Yo estaba tan sorprendida que me convertí en humana.
—¡No!
Emile se echó a reír. Ren aún estaba agazapado ente su padre y el Buscador y sus ojos color carbón echaron chispas al notar que Monroe bajaba las espadas.
—No haré daño al muchacho —dijo Monroe—. Lo sabes.
—Lo supuse —dije Emile y echó un rápido vistazo a los lobos jóvenes que no dejaban de gruñir—. Aseguraos de que no escape. Es hora de que Ren vengue a su madre.
—¡No lo hagas, Ren! ¡Es mentira! —chillé—. ¡Ven con nosotros!
—Ella ya no es una de nosotros —siseó Emile—. No olvides cómo te ha tratado, recuerda que nos dio la espalda a todos. Olfatea el aire, muchacho: ella apesta a los Buscadores. Es una traidora y una puta.

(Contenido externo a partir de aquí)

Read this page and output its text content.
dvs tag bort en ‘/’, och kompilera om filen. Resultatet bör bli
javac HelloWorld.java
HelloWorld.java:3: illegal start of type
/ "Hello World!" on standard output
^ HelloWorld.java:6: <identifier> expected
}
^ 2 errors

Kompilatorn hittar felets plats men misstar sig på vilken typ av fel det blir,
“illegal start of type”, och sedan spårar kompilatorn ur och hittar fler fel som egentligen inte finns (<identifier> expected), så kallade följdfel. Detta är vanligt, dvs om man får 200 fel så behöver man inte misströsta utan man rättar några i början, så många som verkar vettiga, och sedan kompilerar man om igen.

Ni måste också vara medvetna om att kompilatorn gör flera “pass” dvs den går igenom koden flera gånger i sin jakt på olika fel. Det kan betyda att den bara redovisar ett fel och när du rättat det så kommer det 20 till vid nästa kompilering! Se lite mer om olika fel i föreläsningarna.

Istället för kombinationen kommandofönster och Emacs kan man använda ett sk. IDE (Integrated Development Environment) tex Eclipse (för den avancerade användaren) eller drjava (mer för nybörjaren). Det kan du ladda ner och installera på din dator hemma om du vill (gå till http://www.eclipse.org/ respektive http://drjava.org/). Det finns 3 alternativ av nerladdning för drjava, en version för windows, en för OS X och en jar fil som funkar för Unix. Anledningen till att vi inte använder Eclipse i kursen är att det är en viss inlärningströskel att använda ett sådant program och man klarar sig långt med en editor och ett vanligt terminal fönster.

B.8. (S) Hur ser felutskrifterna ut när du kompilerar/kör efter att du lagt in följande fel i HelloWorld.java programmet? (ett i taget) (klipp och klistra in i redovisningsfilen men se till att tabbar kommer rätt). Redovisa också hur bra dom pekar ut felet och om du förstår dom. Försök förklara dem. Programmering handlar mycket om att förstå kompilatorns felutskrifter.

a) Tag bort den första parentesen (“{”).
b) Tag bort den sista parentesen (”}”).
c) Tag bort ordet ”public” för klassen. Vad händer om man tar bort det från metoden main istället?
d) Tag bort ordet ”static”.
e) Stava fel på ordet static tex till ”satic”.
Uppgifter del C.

Emile me lanzó una mirada furibunda que me hizo trastabillar hacia atrás.
—No te preocupes, muchacha bonita. Tu día llegará. Antes de lo que tú crees.
Cuando Connor me cogió del brazo me lancé a un lado, pero él me arrastró hasta la puerta.
—¡No podemos abandonarlo! —grité.
—Debemos hacerlo. —Connor tropezó al tiempo que yo procuraba zafarme, pero recuperó el equilibrio y me rodeó con los brazos.
—¡Déjame luchar! —Me debatí, desesperada por volver a la celda, pero no quería hacerle daño al Buscador que me obligaba a abandonarla.
—¡No! —El rostro de Connor era pétreo—. Has oído lo que dijo. Hemos de irnos, y sí te conviertes en lobo, ¡juro que te dejaré inconsciente de un golpe!
—Por favor. —Los ojos se me humedecieron al ver el brillo de los dientes de Ren y, cuando Monroe dejó caer las espadas, me quedé sin aliento.
—¿Qué está haciendo? —exclamé, y esquivé a Connor cuando trató de cogerme.
—Ahora ésa es su lucha —repuso entre dientes—. No la nuestra.
Cuando las espadas cayeron al suelo, Ren brincó hacia atrás. Aunque su pelaje seguía erizado, había dejado de gruñir.
—Escúchame, Ren —dijo Monroe y se puso en cuclillas para mirarlo a los ojos, haciendo caso omiso de los otros dos lobos que se aproximaban con lenta crueldad—. Aún tienes elección. Ven conmigo y averigua quién eres realmente. Deja todo esto a tus espaldas.